Other Covid variants have given scientists a fright in the past but their concerns over B. 1.1.529 are greater.

“Beta was all immune escape and nothing else, Delta had infectivity and modest immune escape, this potentially has both to high degrees,” said Prof Gupta.

There have been many examples of variants that have seemed worrying on paper, but which came to nothing. The Beta variant was at the top of people's concerns at the beginning of the year because it was the best at escaping the immune system, but in the end, it was the faster-spreading Delta that became dominant in the world.

Neil Ferguson, a member of the Scientific Advisory Group for Emergencies, said: “The B. 1.1.529 variant has an unprecedented number of mutations in the spike protein gene, the protein which is the target of most vaccines.

“There is therefore a concern that this variant may have a greater potential to escape prior immunity than previous variants.

“However, we do not yet have reliable estimates of the extent to which B. 1.1.529 might be either more transmissible or more resistant to vaccines, so it is too early to be able to provide an evidence-based assessment of the risk it poses.”

It is currently classed as a “variant under monitoring”, meaning scientists believe it may pose a future risk, but its impact is unclear. Scientists in the UK are eager to acquire live virus cultures so it can be examined, but this takes time.

It can take seven to 10 days at least to grow enough virus that can be shared with other scientists so they can study how it mutates and changes.

Officials will now also have to wait for data to come from South Africa. The earliest they are expecting evidence to come through is two to three weeks, but it could be as long as four to six weeks.

Which countries have banned flights due to Omicron Covid variant?
Many countries have followed the UK by imposing travel restrictions on flights from southern Africa.

Planes from South Africa, Namibia, Lesotho, Botswana, Eswatini and Zimbabwe are no longer able to fly into Britain and all six countries have been added to its red list.

UK Transport Secretary Grant Shapps on Friday said the UK was resurrecting its red list for travel to “buy more time".

The EU said it is also planning to stop air travel from southern Africa. The 27-nation bloc is already battling a spike in cases.

Its member states are starting to take things into their own hands, however.

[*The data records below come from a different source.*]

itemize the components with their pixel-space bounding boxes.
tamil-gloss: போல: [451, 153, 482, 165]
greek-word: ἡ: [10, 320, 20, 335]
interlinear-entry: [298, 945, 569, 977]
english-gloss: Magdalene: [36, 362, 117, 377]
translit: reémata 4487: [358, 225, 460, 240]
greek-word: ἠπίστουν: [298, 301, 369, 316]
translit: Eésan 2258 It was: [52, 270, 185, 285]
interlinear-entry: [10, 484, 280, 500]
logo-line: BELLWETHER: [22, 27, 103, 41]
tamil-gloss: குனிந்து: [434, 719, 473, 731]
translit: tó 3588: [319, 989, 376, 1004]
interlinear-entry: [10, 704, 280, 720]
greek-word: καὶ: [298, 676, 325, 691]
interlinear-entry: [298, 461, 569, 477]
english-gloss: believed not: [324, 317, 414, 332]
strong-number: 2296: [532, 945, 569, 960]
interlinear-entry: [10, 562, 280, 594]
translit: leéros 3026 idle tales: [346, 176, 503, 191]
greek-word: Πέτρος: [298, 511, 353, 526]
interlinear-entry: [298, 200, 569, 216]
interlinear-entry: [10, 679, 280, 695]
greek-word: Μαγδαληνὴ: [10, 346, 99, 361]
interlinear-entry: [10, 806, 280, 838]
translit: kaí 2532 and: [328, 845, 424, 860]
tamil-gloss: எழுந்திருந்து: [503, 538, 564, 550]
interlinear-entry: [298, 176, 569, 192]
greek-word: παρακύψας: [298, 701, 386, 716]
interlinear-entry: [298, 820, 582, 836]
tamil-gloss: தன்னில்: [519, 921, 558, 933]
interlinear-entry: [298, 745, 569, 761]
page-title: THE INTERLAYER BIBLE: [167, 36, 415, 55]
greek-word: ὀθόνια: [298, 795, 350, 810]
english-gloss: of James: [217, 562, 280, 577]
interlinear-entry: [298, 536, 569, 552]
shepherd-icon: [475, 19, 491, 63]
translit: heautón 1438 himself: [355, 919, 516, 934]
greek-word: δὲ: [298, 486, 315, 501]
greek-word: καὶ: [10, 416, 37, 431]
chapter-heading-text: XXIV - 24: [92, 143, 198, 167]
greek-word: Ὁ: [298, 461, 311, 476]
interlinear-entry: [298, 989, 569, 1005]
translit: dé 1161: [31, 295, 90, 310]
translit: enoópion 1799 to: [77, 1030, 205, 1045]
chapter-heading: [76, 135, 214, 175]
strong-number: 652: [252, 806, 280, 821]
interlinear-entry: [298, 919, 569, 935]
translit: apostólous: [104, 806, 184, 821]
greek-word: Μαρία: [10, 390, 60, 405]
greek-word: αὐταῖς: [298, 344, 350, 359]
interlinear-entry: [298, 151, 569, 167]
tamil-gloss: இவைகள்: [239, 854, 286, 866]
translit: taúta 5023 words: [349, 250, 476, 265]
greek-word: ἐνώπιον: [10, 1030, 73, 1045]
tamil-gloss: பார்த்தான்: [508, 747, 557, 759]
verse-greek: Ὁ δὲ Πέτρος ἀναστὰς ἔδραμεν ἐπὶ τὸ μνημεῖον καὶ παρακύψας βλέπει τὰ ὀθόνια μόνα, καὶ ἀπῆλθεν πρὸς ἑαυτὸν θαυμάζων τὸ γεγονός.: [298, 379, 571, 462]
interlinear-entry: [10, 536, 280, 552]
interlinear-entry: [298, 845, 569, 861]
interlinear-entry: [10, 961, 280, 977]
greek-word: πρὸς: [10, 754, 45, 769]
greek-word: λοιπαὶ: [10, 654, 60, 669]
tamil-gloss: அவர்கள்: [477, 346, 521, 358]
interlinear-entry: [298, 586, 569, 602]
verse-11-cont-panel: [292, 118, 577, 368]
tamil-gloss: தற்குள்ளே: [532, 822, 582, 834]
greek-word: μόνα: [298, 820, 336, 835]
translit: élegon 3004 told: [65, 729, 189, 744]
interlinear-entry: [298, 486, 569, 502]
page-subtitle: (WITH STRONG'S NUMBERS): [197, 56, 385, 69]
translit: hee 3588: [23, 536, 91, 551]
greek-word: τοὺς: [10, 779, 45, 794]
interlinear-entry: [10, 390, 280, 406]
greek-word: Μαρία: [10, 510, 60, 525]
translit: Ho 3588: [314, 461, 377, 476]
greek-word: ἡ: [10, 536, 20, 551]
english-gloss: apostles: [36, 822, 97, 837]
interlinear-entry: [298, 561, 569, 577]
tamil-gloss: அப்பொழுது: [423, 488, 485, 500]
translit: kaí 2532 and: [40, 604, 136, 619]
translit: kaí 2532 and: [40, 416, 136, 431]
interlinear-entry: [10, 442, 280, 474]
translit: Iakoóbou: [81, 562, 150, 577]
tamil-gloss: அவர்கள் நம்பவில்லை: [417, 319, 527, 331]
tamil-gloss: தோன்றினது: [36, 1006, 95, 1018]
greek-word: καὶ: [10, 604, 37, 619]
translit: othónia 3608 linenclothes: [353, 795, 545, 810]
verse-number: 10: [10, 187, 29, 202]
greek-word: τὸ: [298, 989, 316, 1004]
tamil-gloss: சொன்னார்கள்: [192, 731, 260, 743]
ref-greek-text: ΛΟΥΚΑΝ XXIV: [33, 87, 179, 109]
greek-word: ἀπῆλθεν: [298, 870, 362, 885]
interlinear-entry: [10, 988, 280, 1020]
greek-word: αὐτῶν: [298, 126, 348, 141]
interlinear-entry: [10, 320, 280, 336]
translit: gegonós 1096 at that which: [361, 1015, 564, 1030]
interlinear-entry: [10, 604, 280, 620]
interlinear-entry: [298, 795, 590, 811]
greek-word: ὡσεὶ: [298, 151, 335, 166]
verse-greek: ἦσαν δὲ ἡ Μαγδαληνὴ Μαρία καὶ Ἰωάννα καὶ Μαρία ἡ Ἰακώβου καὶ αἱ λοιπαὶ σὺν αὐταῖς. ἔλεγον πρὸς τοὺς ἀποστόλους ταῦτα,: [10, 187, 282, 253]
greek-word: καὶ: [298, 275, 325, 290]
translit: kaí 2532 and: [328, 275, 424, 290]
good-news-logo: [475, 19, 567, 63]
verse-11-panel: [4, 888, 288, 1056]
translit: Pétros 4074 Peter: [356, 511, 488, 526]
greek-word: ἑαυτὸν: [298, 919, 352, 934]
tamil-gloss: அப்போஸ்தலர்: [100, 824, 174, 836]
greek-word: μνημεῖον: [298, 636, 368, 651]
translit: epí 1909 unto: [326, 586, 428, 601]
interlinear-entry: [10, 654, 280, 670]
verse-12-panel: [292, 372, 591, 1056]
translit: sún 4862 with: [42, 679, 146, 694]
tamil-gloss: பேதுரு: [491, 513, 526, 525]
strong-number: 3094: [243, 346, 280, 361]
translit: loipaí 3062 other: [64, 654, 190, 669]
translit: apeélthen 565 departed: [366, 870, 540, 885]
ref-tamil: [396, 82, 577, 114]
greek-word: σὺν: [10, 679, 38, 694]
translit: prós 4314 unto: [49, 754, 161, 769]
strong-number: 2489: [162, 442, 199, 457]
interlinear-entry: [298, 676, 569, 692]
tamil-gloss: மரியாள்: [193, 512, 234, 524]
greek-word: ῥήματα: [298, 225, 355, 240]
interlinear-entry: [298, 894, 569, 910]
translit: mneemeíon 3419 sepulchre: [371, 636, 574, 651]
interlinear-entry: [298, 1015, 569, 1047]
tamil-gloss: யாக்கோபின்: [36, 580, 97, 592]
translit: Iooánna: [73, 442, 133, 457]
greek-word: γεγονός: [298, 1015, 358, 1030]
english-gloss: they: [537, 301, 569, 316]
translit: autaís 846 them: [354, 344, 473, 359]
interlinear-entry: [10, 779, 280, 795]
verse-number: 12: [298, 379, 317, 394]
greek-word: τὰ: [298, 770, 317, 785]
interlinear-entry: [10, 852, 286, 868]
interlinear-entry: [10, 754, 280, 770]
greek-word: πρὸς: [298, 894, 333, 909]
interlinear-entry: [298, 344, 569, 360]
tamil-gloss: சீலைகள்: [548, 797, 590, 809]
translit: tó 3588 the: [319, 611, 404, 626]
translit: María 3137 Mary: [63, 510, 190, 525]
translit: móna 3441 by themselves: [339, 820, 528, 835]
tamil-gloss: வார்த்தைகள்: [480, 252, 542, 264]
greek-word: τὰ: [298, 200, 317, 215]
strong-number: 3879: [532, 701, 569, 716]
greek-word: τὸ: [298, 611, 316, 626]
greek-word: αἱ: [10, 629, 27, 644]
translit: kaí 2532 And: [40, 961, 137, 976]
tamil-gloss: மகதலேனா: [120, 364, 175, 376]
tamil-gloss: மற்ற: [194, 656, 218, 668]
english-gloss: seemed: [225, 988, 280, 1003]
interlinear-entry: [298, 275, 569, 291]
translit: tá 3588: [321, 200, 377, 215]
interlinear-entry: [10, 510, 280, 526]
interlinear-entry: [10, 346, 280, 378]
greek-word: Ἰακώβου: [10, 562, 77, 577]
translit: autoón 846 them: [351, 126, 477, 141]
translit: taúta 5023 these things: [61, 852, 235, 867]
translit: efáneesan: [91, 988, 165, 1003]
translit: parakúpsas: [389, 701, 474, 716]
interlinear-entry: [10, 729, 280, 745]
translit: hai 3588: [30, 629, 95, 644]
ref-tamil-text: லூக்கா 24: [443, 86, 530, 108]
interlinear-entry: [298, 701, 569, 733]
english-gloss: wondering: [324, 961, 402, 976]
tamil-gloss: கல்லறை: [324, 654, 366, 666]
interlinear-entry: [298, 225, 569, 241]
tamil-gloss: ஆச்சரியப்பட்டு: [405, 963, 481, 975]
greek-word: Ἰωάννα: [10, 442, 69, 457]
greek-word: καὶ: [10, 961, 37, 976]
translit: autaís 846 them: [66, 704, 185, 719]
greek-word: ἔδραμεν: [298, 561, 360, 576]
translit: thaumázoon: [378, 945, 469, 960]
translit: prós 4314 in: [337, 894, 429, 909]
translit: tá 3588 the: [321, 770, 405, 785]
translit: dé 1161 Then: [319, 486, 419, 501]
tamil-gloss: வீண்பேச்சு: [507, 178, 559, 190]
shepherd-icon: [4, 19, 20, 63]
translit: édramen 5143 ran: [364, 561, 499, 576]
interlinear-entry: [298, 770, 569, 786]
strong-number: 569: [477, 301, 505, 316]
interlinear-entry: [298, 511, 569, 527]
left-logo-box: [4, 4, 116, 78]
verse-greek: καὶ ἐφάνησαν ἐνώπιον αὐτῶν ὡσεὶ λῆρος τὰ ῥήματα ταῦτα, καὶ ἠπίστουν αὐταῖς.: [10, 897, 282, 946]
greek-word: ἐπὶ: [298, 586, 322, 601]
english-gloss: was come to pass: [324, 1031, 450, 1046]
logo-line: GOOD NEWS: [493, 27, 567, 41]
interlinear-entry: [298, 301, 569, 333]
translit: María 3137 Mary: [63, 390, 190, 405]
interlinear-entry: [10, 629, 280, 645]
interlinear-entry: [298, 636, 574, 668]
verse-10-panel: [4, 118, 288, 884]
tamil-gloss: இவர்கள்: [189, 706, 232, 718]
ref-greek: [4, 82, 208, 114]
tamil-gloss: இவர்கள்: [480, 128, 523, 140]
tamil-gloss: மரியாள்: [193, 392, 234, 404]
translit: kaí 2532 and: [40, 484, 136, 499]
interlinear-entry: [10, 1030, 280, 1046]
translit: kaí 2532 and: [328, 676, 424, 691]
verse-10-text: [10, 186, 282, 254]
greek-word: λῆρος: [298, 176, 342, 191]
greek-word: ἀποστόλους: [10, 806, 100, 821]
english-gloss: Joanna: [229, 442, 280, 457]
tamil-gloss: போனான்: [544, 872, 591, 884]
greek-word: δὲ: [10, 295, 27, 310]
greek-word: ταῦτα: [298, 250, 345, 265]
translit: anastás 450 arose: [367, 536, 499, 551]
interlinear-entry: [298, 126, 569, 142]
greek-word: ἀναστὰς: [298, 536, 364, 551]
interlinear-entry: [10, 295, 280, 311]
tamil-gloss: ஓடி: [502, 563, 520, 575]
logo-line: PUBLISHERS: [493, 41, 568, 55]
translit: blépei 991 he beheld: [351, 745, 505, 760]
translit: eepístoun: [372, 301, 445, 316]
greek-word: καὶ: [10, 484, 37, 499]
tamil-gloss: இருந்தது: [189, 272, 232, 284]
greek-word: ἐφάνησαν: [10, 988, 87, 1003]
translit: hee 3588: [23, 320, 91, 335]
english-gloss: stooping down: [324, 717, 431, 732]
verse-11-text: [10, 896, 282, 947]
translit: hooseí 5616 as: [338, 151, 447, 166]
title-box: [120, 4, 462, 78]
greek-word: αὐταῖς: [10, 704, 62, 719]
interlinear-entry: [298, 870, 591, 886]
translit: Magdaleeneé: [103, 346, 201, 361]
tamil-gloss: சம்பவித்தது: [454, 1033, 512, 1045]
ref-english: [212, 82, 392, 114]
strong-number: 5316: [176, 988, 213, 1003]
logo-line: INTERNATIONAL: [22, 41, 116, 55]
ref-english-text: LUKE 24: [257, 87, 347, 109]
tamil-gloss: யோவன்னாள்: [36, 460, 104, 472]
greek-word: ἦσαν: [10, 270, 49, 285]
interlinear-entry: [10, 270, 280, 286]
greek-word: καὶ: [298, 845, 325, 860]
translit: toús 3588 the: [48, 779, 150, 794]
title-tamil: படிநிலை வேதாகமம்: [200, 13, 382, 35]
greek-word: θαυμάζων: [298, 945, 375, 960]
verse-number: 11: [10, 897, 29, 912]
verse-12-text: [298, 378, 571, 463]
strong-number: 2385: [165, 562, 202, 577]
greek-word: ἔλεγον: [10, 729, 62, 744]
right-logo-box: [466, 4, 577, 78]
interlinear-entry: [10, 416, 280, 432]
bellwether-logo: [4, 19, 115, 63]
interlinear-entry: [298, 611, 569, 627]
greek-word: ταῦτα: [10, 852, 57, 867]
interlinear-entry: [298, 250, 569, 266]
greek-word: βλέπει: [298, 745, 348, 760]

Covid-besieged Germany will only let in Germans flying from South Africa as of Friday night and, even if fully vaccinated, they will need to spend 14 days in hotel quarantine.

Italy and France have gone one step further than the UK by placing Mozambique on their red lists too. The Czech Republic will ban those who have spent more than 12 hours in the southern African nations as of Saturday.

Aside from Europe, Singapore and Israel have also imposed flights bans.